Une situation similaire en 2025 a suscité des inquiétudes en Suède. La proposition L80, comme elle était appelée, recommandait non seulement des enclos d’une taille démesurée, mais empêchait également les gardiens d’interagir avec les espèces nocturnes pendant la journée et préconisait l’interdiction de nourrir les animaux avec des insectes vivants — interdisant ainsi l’alimentation (et donc la détention) de nombreux reptiles et amphibiens de compagnie. La pression d’un public indigné a contraint le gouvernement suédois à retirer la proposition L80.

Qui parle vraiment au nom des animaux ?

À première vue, il est facile de comprendre les appels à un meilleur bien-être animal. Mais le diable se cache dans les détails.

Les défenseurs extrémistes des droits des animaux s’appuient sur une idéologie inquiétante : les humains ne devraient pas détenir, élever ou utiliser des animaux, quelle que soit la raison. Pour eux, l’objectif n’est pas le bien-être, mais l’abolition. Pas de zoos, pas de chiens guides, pas d’élevage en captivité, pas d’animaux de compagnie. À leurs yeux, même la détention d’animaux la plus dévouée et la plus éthique est inacceptable.

Pourtant, ces militants ont souvent peu ou pas d’expérience concrète avec les animaux qu’ils cherchent à « protéger ». Leurs connaissances sont façonnées par la rhétorique, les slogans et la théorie. Ce sont des experts en manifestations, en manipulation médiatique et en campagnes émotionnellement trompeuses — mais pas en soins animaliers, en expertise vétérinaire, en éthologie ou en conservation. Comparez leur inexpérience et leur ignorance aux connaissances et à l’expérience des spécialistes de la détention d’animaux, et la source de l’expertise la plus utile devrait être évidente. Pourtant, lors des auditions législatives, des reportages et des débats publics, ce sont souvent les militants, et non les spécialistes, qui ont le dernier mot. Ce déséquilibre n’est pas seulement frustrant : il est dangereux. Lorsque les politiques sont guidées par l’émotion plutôt que par les preuves, ce sont les animaux qui en pâtissent.

Mal informés de manière embarrassante

L'Eurogroupe pour les Animaux (EFA) est un puissant groupe de pression, bien financé, qui conseille les gouvernements de l’UE sur la législation relative aux reptiles. Une récente présentation de l’EFA à la Commission européenne a montré à quel point ces militants inexpérimentés connaissent peu les animaux qu’ils prétendent défendre. Dans une diapositive destinée à « éduquer » les législateurs sur l’élevage de reptiles, l’EFA a affirmé que le plus grand serpent du monde était le python birman — une erreur flagrante en soi. (L’espèce de serpent la plus longue est le python réticulé, tandis que la plus lourde est l’anaconda vert.) Mais, plus embarrassant encore, l’image qui accompagnait la diapositive n’était pas celle d’un python birman, mais d’un python royal — une petite espèce d’animal de compagnie très répandue.

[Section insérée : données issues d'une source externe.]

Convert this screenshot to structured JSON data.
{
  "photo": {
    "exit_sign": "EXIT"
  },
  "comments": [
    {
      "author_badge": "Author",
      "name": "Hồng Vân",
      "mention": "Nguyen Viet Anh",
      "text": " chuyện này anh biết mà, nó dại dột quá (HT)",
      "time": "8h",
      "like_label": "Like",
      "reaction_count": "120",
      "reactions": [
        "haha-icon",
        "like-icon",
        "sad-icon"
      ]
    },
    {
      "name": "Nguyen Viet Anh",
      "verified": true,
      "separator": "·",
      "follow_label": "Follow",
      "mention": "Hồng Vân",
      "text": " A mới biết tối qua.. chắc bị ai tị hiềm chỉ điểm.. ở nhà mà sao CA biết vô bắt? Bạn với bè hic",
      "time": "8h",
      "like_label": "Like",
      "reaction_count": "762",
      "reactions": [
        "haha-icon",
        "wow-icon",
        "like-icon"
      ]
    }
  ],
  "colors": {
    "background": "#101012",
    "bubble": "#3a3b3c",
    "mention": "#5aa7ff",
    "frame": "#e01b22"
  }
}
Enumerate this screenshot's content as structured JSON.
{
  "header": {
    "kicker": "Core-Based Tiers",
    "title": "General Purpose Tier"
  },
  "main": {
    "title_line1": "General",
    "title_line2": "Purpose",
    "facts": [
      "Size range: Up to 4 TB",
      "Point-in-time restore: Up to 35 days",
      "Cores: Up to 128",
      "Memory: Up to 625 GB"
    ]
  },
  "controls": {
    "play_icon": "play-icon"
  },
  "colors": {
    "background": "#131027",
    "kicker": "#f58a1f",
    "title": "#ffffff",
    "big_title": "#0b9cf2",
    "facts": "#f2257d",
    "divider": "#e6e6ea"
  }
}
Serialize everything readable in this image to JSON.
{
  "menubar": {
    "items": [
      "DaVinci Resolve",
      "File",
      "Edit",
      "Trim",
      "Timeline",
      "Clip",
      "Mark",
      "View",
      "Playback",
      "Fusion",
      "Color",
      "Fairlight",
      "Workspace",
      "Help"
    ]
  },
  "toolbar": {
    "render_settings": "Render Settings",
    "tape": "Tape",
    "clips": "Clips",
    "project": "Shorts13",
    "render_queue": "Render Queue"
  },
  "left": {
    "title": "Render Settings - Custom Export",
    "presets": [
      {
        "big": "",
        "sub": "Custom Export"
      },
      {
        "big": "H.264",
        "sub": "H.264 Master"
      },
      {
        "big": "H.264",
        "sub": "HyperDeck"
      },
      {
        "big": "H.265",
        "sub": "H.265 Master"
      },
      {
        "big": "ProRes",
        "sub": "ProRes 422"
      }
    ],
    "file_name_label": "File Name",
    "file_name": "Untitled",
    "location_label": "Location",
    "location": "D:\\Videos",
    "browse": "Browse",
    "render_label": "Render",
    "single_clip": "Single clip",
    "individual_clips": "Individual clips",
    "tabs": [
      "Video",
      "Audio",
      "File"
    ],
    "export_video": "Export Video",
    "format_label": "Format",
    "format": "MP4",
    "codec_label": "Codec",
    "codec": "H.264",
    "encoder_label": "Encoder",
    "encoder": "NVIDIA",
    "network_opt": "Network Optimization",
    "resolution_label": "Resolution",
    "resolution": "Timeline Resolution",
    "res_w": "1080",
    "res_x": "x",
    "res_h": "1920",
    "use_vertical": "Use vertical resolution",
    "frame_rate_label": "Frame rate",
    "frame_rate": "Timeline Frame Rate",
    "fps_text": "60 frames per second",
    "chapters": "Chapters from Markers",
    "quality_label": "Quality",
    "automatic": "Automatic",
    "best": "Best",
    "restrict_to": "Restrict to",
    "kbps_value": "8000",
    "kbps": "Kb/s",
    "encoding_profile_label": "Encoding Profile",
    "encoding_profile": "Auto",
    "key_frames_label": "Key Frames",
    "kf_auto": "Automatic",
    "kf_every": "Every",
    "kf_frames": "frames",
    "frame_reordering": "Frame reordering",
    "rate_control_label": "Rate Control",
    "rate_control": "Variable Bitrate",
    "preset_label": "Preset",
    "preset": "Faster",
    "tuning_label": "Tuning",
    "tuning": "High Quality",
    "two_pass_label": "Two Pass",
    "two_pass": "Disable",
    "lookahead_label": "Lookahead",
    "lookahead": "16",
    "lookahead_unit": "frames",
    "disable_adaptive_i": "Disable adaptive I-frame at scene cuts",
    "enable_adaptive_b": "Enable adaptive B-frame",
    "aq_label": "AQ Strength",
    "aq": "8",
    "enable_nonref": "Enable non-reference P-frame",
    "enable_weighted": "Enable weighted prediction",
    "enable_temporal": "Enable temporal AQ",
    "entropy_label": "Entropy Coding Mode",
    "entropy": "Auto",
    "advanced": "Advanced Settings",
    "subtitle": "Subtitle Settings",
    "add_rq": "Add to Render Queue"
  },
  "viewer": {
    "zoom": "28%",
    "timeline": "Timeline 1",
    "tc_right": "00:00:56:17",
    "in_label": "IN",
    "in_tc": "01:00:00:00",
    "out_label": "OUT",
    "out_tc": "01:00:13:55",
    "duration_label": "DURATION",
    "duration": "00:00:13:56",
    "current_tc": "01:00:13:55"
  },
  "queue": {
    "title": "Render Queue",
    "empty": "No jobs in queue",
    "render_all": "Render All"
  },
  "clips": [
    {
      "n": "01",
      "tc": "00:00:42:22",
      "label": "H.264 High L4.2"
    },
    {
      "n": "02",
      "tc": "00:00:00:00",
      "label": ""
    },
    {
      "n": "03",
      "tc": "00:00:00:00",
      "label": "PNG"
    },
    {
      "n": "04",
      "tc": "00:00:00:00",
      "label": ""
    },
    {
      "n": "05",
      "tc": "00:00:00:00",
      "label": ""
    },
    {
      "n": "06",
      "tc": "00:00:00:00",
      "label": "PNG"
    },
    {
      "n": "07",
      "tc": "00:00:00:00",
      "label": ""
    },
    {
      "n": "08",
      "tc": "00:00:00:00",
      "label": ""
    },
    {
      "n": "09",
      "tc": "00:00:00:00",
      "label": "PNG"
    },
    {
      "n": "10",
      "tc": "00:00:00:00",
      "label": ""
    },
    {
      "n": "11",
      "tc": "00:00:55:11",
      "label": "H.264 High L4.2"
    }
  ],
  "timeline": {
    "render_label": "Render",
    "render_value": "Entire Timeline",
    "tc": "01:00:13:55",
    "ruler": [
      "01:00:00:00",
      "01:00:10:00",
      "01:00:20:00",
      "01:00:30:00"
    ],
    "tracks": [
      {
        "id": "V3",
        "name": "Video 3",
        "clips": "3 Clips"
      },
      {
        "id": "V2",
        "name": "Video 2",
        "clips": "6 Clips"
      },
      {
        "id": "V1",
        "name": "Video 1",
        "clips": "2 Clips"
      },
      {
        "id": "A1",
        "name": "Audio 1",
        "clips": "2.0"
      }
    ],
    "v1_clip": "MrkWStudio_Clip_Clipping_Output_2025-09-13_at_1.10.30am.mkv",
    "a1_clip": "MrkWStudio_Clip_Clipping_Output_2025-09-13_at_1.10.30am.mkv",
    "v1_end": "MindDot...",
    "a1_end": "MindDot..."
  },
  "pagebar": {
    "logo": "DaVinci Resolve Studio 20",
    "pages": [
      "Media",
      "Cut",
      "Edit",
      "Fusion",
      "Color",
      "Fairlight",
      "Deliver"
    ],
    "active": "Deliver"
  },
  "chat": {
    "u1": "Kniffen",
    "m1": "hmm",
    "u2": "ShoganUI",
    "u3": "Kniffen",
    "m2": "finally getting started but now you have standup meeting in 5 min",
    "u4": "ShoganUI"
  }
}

Il ne s’agit pas de simples erreurs : c’est un savoir de base que tout amateur de reptiles possède. Pourtant, ce type de désinformation est typique de groupes comme l’Eurogroupe pour les Animaux, qui présentent régulièrement des données scientifiques erronées et des fautes flagrantes comme des faits. Malgré cela, ces organisations conseillent les gouvernements et influencent des législations importantes qui pourraient priver des millions de personnes de leur droit à posséder des animaux de compagnie. Face à des conséquences concrètes et aussi graves, il faut se demander : est-ce vraiment à eux que nous voulons confier nos lois ? Devons-nous confier à de tels novices des responsabilités qui peuvent changer des vies ?

Python royal


Python birman


Quand le lobbying

surpasse l'expertise

Il existe d’innombrables exemples à travers le monde, comme ceux mentionnés ci-dessus, où céder à la pression des militants a provoqué un véritable chaos en matière de protection animale. Par exemple, l’interdiction des animaux exotiques et les « listes positives » ont entraîné une explosion du commerce illégal, poussant des propriétaires d’animaux pourtant respectueux des lois à passer dans la clandestinité, avec un accès limité aux conseils et aux soins vétérinaires. Dans chacun de ces cas, l’erreur fondamentale était la même : donner aux militants une représentation et une influence injustifiées.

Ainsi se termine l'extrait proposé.